The data presented here were collected during a retrospective study of case notes at Dhoolpet Leprosy Research Centre, Hyderabad, India. The study was designed to document a) the frequency of reactions; b) the timing of reactions, particularly in relation to the onset of leprosy symptoms and treatment; c) the symptoms and signs of reaction, particularly the signs of neurological involvement; d) the response to treatment and e) the frequency of late reactions.

 

METHODS

The Dhoolpet clinic is situated on the edge of Hyderabad old city. It does not have a leprosy control program so most patients are self-referred, with a few being referred from local practitioners. The clinic is funded as a research center by the British Medical Research Council, and has developed a strong interest in nerve damage under the direction of Dr. J. M. H. Pearson (who was the clinician in charge in 1985). All notes for patients registering as new cases with the clinic from 1 January until 31 December 1985 were reviewed in March 1991 by one person (DNJL). These dates were chosen to allow a lengthy follow up for the detection of late reactions. Patients who did not have leprosy or did not attend again were excluded from the analysis. All patients had been seen by either one of the two clinicians running the clinic. A reversal reaction was deemed to have occurred if any of the following criteria were met: a) there was new erythema of existing skin lesions without evidence of downgrading, b) there were new erythematous skin lesions without the features of ENL, c) new acute neuritis, or d) the histopathological report was of a reversal reaction. Data were collected on age, sex, time at which symptoms of leprosy were first noted, commencement of treatment, and appearance of reactional lesions. Particular attention was paid to the symptoms and signs of reversal reactions, the description of skin lesions and neuritis. Records were specifically examined for data on the ulnar, median, radial, radial cutaneous, lateral popliteal (common peroneal), posterior tibial and sural nerves. For those nerves, the following symptoms and signs were specifically recorded: nerve tenderness; motor symptoms (symptomatic weakness); signs of paresis (a score of less than 5/5 using the MRC testing scale); sensory symptoms (paresthesia, anesthesia) and sensory signs (diminished sensation to pin prick, light touch or temperature). Treatment details for the reversal reactions were noted together with the time it took for improvement to occur.
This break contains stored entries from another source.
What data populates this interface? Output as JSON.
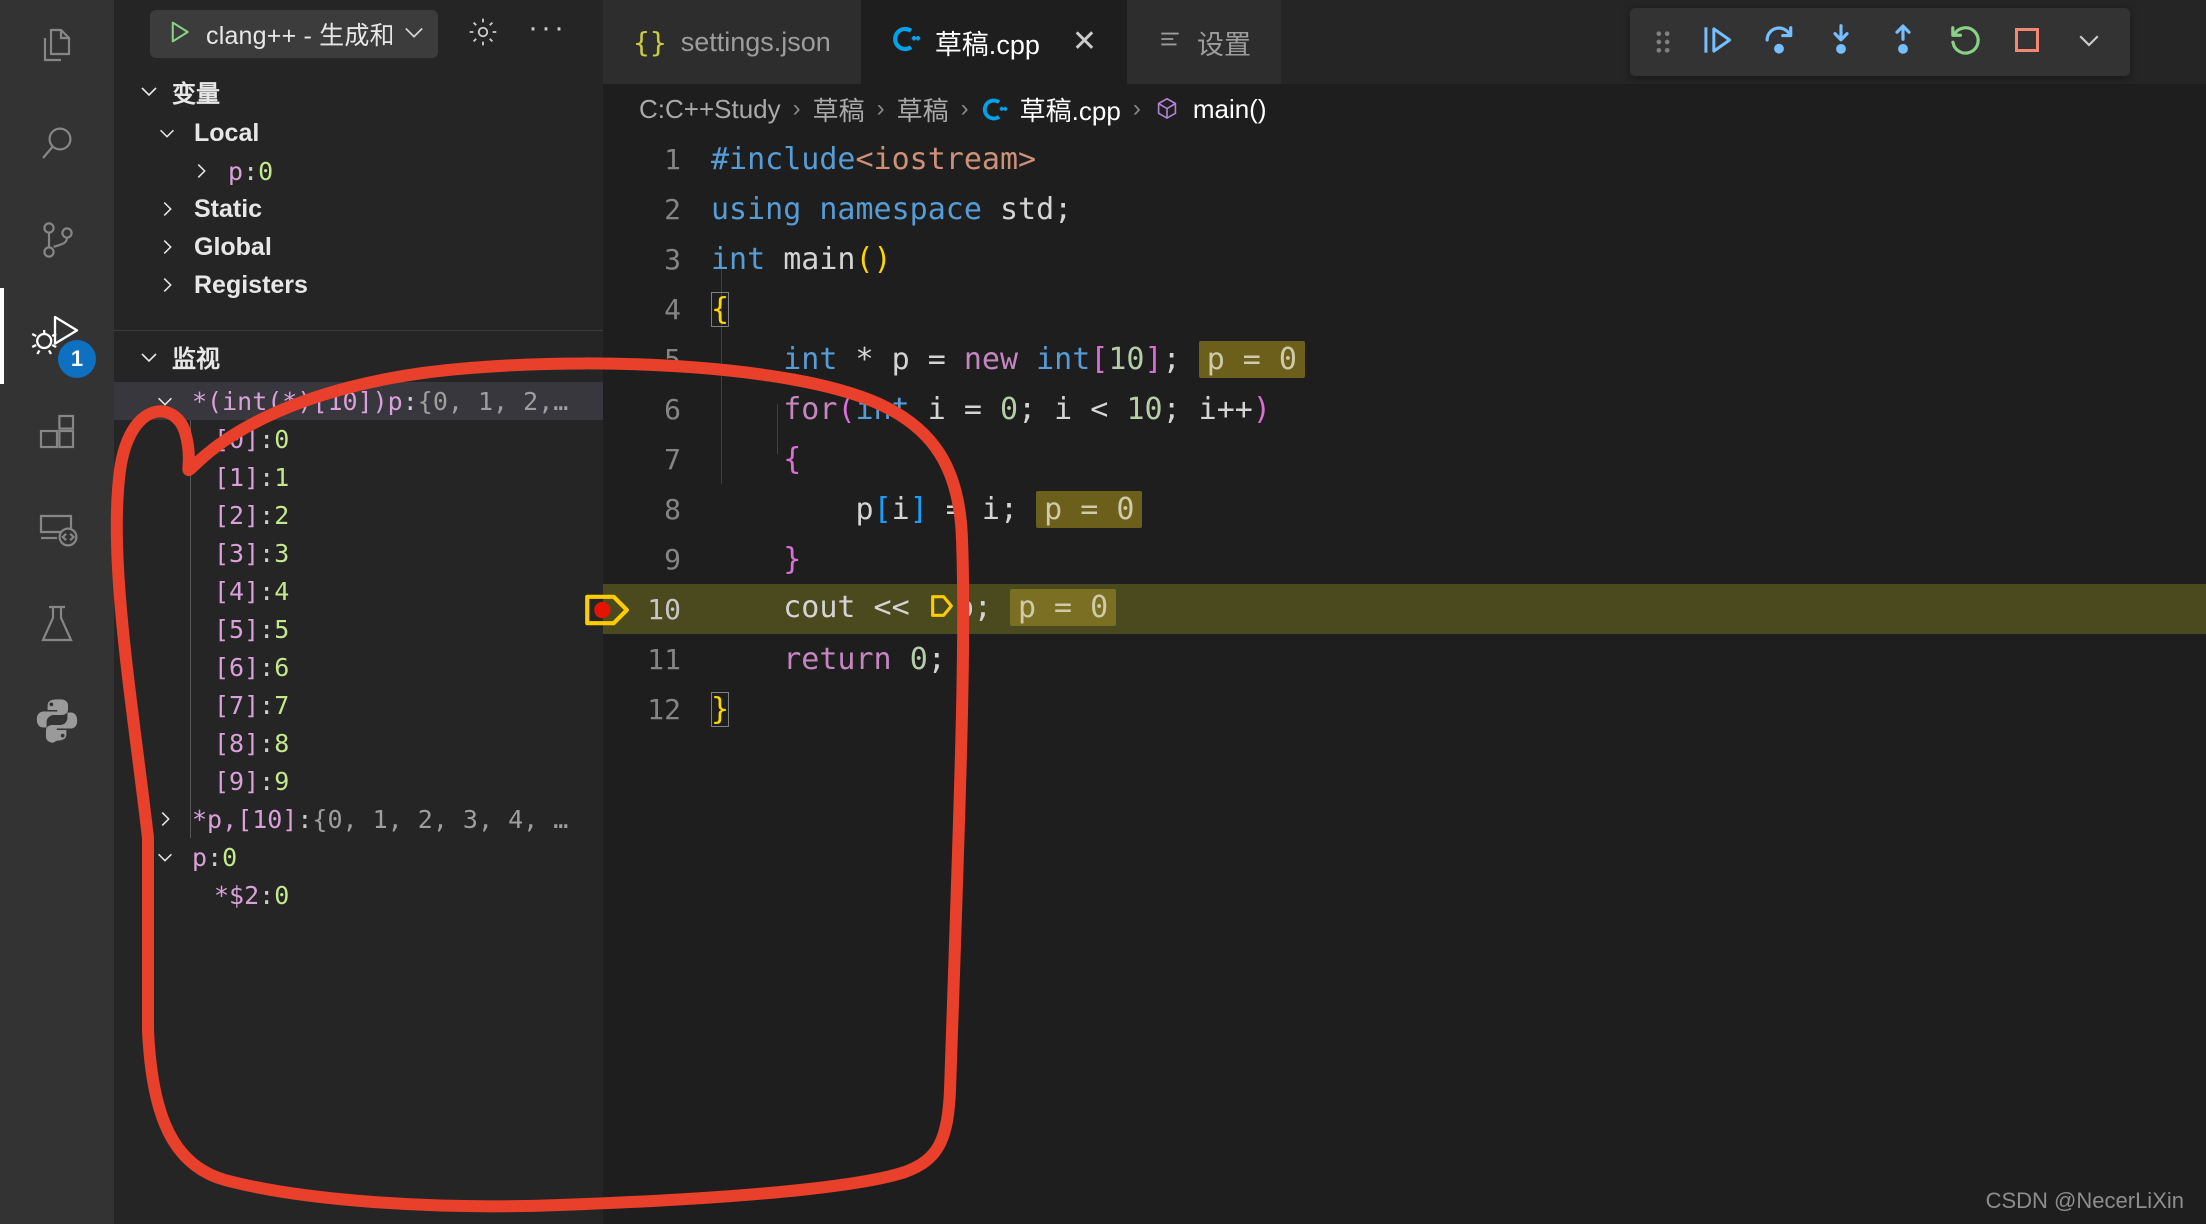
{
  "activity_bar": {
    "items": [
      {
        "name": "explorer",
        "icon": "files-icon",
        "active": false
      },
      {
        "name": "search",
        "icon": "search-icon",
        "active": false
      },
      {
        "name": "source-control",
        "icon": "source-control-icon",
        "active": false
      },
      {
        "name": "run-and-debug",
        "icon": "debug-icon",
        "active": true,
        "badge": "1"
      },
      {
        "name": "extensions",
        "icon": "extensions-icon",
        "active": false
      },
      {
        "name": "remote-explorer",
        "icon": "remote-explorer-icon",
        "active": false
      },
      {
        "name": "testing",
        "icon": "beaker-icon",
        "active": false
      },
      {
        "name": "python",
        "icon": "python-icon",
        "active": false
      }
    ]
  },
  "sidebar": {
    "launch_config": "clang++ - 生成和",
    "start_icon": "play-icon",
    "settings_icon": "gear-icon",
    "more_icon": "ellipsis-icon",
    "variables": {
      "title": "变量",
      "scopes": [
        {
          "label": "Local",
          "expanded": true,
          "children": [
            {
              "name": "p",
              "sep": ": ",
              "value": "0"
            }
          ]
        },
        {
          "label": "Static",
          "expanded": false,
          "children": []
        },
        {
          "label": "Global",
          "expanded": false,
          "children": []
        },
        {
          "label": "Registers",
          "expanded": false,
          "children": []
        }
      ]
    },
    "watch": {
      "title": "监视",
      "items": [
        {
          "name": "*(int(*)[10])p",
          "sep": ": ",
          "value": "{0, 1, 2,…",
          "expanded": true,
          "selected": true,
          "value_dim": true
        },
        {
          "name": "[0]",
          "sep": ": ",
          "value": "0",
          "child": true
        },
        {
          "name": "[1]",
          "sep": ": ",
          "value": "1",
          "child": true
        },
        {
          "name": "[2]",
          "sep": ": ",
          "value": "2",
          "child": true
        },
        {
          "name": "[3]",
          "sep": ": ",
          "value": "3",
          "child": true
        },
        {
          "name": "[4]",
          "sep": ": ",
          "value": "4",
          "child": true
        },
        {
          "name": "[5]",
          "sep": ": ",
          "value": "5",
          "child": true
        },
        {
          "name": "[6]",
          "sep": ": ",
          "value": "6",
          "child": true
        },
        {
          "name": "[7]",
          "sep": ": ",
          "value": "7",
          "child": true
        },
        {
          "name": "[8]",
          "sep": ": ",
          "value": "8",
          "child": true
        },
        {
          "name": "[9]",
          "sep": ": ",
          "value": "9",
          "child": true
        },
        {
          "name": "*p,[10]",
          "sep": ": ",
          "value": "{0, 1, 2, 3, 4, …",
          "expanded": false,
          "value_dim": true
        },
        {
          "name": "p",
          "sep": ": ",
          "value": "0",
          "expanded": true
        },
        {
          "name": "*$2",
          "sep": ": ",
          "value": "0",
          "child": true
        }
      ]
    }
  },
  "editor": {
    "tabs": [
      {
        "label": "settings.json",
        "icon": "json-icon",
        "active": false,
        "closable": false
      },
      {
        "label": "草稿.cpp",
        "icon": "cpp-icon",
        "active": true,
        "closable": true,
        "close_label": "✕"
      },
      {
        "label": "设置",
        "icon": "settings-tab-icon",
        "active": false,
        "closable": false
      }
    ],
    "breadcrumb": {
      "separator": "›",
      "parts": [
        "C:C++Study",
        "草稿",
        "草稿",
        "草稿.cpp",
        "main()"
      ],
      "file_icon": "cpp-icon",
      "symbol_icon": "method-icon"
    },
    "debug_toolbar": {
      "buttons": [
        {
          "name": "drag-handle",
          "icon": "grip-icon"
        },
        {
          "name": "continue",
          "icon": "continue-icon",
          "color": "#75beff"
        },
        {
          "name": "step-over",
          "icon": "step-over-icon",
          "color": "#75beff"
        },
        {
          "name": "step-into",
          "icon": "step-into-icon",
          "color": "#75beff"
        },
        {
          "name": "step-out",
          "icon": "step-out-icon",
          "color": "#75beff"
        },
        {
          "name": "restart",
          "icon": "restart-icon",
          "color": "#89d185"
        },
        {
          "name": "stop",
          "icon": "stop-icon",
          "color": "#f48771"
        },
        {
          "name": "more-actions",
          "icon": "chevron-down-icon",
          "color": "#cccccc"
        }
      ]
    },
    "current_line": 10,
    "lines": [
      {
        "n": "1",
        "tokens": [
          {
            "t": "#include",
            "c": "pp"
          },
          {
            "t": "<iostream>",
            "c": "str"
          }
        ]
      },
      {
        "n": "2",
        "tokens": [
          {
            "t": "using",
            "c": "kw"
          },
          {
            "t": " ",
            "c": "ident"
          },
          {
            "t": "namespace",
            "c": "kw"
          },
          {
            "t": " std;",
            "c": "ident"
          }
        ]
      },
      {
        "n": "3",
        "tokens": [
          {
            "t": "int",
            "c": "kw"
          },
          {
            "t": " main",
            "c": "ident"
          },
          {
            "t": "()",
            "c": "br-y"
          }
        ]
      },
      {
        "n": "4",
        "tokens": [
          {
            "t": "{",
            "c": "br-y box"
          }
        ]
      },
      {
        "n": "5",
        "tokens": [
          {
            "t": "    ",
            "c": "ident"
          },
          {
            "t": "int",
            "c": "kw"
          },
          {
            "t": " * p = ",
            "c": "ident"
          },
          {
            "t": "new",
            "c": "kw2"
          },
          {
            "t": " ",
            "c": "ident"
          },
          {
            "t": "int",
            "c": "kw"
          },
          {
            "t": "[",
            "c": "br-p"
          },
          {
            "t": "10",
            "c": "num"
          },
          {
            "t": "]",
            "c": "br-p"
          },
          {
            "t": ";",
            "c": "ident"
          }
        ],
        "inline": "p = 0"
      },
      {
        "n": "6",
        "tokens": [
          {
            "t": "    ",
            "c": "ident"
          },
          {
            "t": "for",
            "c": "kw2"
          },
          {
            "t": "(",
            "c": "br-p"
          },
          {
            "t": "int",
            "c": "kw"
          },
          {
            "t": " i = ",
            "c": "ident"
          },
          {
            "t": "0",
            "c": "num"
          },
          {
            "t": "; i < ",
            "c": "ident"
          },
          {
            "t": "10",
            "c": "num"
          },
          {
            "t": "; i++",
            "c": "ident"
          },
          {
            "t": ")",
            "c": "br-p"
          }
        ]
      },
      {
        "n": "7",
        "tokens": [
          {
            "t": "    ",
            "c": "ident"
          },
          {
            "t": "{",
            "c": "br-p"
          }
        ]
      },
      {
        "n": "8",
        "tokens": [
          {
            "t": "        p",
            "c": "ident"
          },
          {
            "t": "[",
            "c": "br-b"
          },
          {
            "t": "i",
            "c": "ident"
          },
          {
            "t": "]",
            "c": "br-b"
          },
          {
            "t": " = i;",
            "c": "ident"
          }
        ],
        "inline": "p = 0"
      },
      {
        "n": "9",
        "tokens": [
          {
            "t": "    ",
            "c": "ident"
          },
          {
            "t": "}",
            "c": "br-p"
          }
        ]
      },
      {
        "n": "10",
        "tokens": [
          {
            "t": "    cout << ",
            "c": "ident"
          },
          {
            "t": "⬠",
            "c": "bp-inline"
          },
          {
            "t": "p;",
            "c": "ident"
          }
        ],
        "inline": "p = 0",
        "highlight": true,
        "breakpoint": true
      },
      {
        "n": "11",
        "tokens": [
          {
            "t": "    ",
            "c": "ident"
          },
          {
            "t": "return",
            "c": "kw2"
          },
          {
            "t": " ",
            "c": "ident"
          },
          {
            "t": "0",
            "c": "num"
          },
          {
            "t": ";",
            "c": "ident"
          }
        ]
      },
      {
        "n": "12",
        "tokens": [
          {
            "t": "}",
            "c": "br-y box"
          }
        ]
      }
    ]
  },
  "watermark": "CSDN @NecerLiXin",
  "colors": {
    "accent": "#0e70c0",
    "annotation": "#e8402a",
    "highlight_line": "#4b4a1e",
    "breakpoint": "#e51400",
    "current_arrow": "#ffcc00"
  }
}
Any further reactional episodes were noted.

 

RESULTS

A total of 810 new cases were registered at the clinic between 1 January and 31 December 1985, of these cases 144 were not leprosy and 167 were seen only once and were not included in the study. The notes on live patients were unavailable. The study population of 494 was clinically classified as tuberculoid (TT) 77 (15.6%); borderline tuberculoid (BT) 218 (44.1%); midborderline (BB) 3 (0.6%); borderline lepromatous (BL) 67 (13.5%); lepromatous (LL) 123 (24.8%) and 6 "others" (5 indeterminate, 1 polyneuritic case).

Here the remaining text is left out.